Wednesday, October 5, 2016

Failure is good right?

Whoa what a terrible loss of momentum. Or we could look at it as what incredible momentum I have with my bad habits. Those guys are unstoppable! Now just to swap them out with good ones like Indiana Jones did at the start of that one movie. What does that make the giant boulder a metaphor for then? All the stacked past versions of myself?

Today I'm working on Ella's boxcar. Trying to make sure not to over-dad it. She was pretty adamant and clear about wanting to do it herself. I'm just trying to walk that line of easing her along towards finishing a project and learning the satisfaction of doing and making things. Instead of the micro-dopamine cigarette drag of endlessly starting things then starting other things then starting other things. The high of untested potential. Oh what a buzzkill when the testing begins and collapses all possibilities into an inexorable totem of who you truly are ie. self sitting upon a throne of collected junk "project" guitars and unread books. BUT ONWARD! We move on and don't rehabituate the catharsis of confession, the masked unconscious idea that by owning up to failure you are somehow absolved of failure. "The first step is admitting you have a problem."

THEN THERE ARE A BUNCH OF OTHER STEPS THAT FOLLOW YOU GOON!

So lets make some coffee, finish my part of the boxcar (which we discussed and agreed upon today) then look at finances and groom for work.

The clock is ticking goonie.

Tuesday, September 27, 2016

Day one

quittng the stupid game of reading on my phone while I drive. Trying to move slower. Ate a decent amount of food for breakfast. Should eat better food. For my birthday Ella gave me mine craft toys and Di gave me a Starlord mug. I love my presents! And I got to pick Chinese food for dinner and theybsurprised me with a cheese cake wth birthday candles. It was such a good moment. There was one specific moment when Ella was at her little table watching videos and eating cake where she looked over at me and coolly said "happy birthday birthday boy." I looked at Di and she got what I got. It was awesome. I didn't exercise or plan. Those are my goals tomorrow. Hey look, I just planned.

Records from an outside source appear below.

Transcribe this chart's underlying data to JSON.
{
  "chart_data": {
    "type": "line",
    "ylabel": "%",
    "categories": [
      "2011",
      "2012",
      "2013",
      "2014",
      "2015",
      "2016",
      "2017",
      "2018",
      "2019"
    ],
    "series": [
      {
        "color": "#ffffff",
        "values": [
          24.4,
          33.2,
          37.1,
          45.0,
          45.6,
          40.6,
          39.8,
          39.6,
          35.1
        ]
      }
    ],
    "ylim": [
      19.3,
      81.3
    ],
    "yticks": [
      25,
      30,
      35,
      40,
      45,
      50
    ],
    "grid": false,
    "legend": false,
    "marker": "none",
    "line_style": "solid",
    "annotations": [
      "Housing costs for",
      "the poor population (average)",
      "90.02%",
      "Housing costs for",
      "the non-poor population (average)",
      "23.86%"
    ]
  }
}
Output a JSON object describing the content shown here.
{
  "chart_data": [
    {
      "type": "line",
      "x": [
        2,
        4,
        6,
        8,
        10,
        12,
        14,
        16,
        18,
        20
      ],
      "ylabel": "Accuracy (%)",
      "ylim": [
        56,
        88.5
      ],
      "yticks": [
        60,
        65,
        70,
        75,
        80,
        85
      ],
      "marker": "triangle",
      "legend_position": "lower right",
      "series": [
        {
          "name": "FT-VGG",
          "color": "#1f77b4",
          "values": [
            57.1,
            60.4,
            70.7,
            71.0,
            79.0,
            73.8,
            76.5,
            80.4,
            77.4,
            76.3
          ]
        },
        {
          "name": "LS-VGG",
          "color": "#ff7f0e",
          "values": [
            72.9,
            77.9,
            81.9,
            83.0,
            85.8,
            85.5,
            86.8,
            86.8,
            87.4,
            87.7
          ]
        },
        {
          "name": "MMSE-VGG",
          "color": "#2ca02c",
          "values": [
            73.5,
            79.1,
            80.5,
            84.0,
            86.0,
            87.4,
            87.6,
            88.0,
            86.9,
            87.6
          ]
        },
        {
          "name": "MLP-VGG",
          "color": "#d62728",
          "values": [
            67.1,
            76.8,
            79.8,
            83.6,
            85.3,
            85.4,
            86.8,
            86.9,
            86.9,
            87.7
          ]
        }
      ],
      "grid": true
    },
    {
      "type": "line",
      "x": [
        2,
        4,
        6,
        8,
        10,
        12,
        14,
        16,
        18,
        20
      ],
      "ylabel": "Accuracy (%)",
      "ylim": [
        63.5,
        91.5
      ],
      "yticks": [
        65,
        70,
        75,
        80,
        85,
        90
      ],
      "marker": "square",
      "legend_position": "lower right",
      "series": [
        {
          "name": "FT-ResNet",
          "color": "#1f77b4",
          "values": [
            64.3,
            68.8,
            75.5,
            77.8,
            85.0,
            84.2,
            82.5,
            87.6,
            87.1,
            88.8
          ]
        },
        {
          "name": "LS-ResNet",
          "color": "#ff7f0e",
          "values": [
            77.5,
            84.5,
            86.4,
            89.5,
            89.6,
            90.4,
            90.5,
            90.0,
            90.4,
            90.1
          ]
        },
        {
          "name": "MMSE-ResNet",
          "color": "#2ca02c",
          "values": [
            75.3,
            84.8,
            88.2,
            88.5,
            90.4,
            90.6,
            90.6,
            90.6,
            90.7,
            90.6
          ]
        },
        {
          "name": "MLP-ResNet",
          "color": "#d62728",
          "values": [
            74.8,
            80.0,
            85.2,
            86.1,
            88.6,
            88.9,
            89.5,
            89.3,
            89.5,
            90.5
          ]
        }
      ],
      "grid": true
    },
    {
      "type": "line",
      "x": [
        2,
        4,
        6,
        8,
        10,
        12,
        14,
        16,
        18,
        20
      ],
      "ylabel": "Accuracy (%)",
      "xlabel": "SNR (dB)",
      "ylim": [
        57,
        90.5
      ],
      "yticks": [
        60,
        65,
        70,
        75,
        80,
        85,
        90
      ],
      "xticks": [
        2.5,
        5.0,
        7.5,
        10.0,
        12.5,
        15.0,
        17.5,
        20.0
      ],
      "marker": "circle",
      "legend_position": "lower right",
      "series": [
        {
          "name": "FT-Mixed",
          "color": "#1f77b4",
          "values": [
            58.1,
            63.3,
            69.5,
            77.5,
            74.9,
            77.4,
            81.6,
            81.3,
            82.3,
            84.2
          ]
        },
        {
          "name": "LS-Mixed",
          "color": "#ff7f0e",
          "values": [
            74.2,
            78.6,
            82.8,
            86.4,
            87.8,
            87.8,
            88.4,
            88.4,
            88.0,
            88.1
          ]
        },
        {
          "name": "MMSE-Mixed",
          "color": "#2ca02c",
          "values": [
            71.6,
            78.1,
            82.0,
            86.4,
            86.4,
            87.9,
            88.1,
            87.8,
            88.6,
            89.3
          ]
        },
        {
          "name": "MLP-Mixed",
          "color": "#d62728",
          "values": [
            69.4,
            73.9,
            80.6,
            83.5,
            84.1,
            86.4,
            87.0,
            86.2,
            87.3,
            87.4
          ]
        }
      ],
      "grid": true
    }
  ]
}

Saturday, September 17, 2016

Getting ready for my 35th birthday. Every year I try and fail to improve myself. That is literally the worst reason to stop trying. Lets look at this: I'll be lucky to live to 70. Whatever the statistics are, if nothing happens to me and I live to be 70, that means I'll have survived long enough to see my son be the age I am now. So lets call this my second life. It's the second half of my life. There's the question of if you could go back and do it all over again, what would you do different. After I had kids, I decided that given the choice I just wouldn't go back. I'd never want to risk not meeting Ella. And now I have both Ella and Atticus and I feel that this is it, this is the pivot point my entire life rests upon. This is the point I'd go back to, given the choice, from my deathbed, to do it all again and do it right. So lets call it that. Lets say that's what this all is. This is the sleepwalk coffin. This is the asymtopic infinite death's crest reset.

I made it back. I love you so much Di, Ella, Atticus, Mom, everyone. I made it back to do better this time, to live up to what you deserve. Sorry to have kept you waiting. Sorry for what it was before.

I have to earn my own forgiveness. I have to start being someone I'm proud of and not always feeling like I'm going to get caught, be uncovered. My bills, my poor choices, my bad habits, my laziness and lack of discipline. I've been all talk my whole life. When does it start? When do we start the work? Thats a question I discussed with an old friend 4 years ago. I wonder if they're doing any better.

The countdown is on. Lets decide what we want. How we will get there.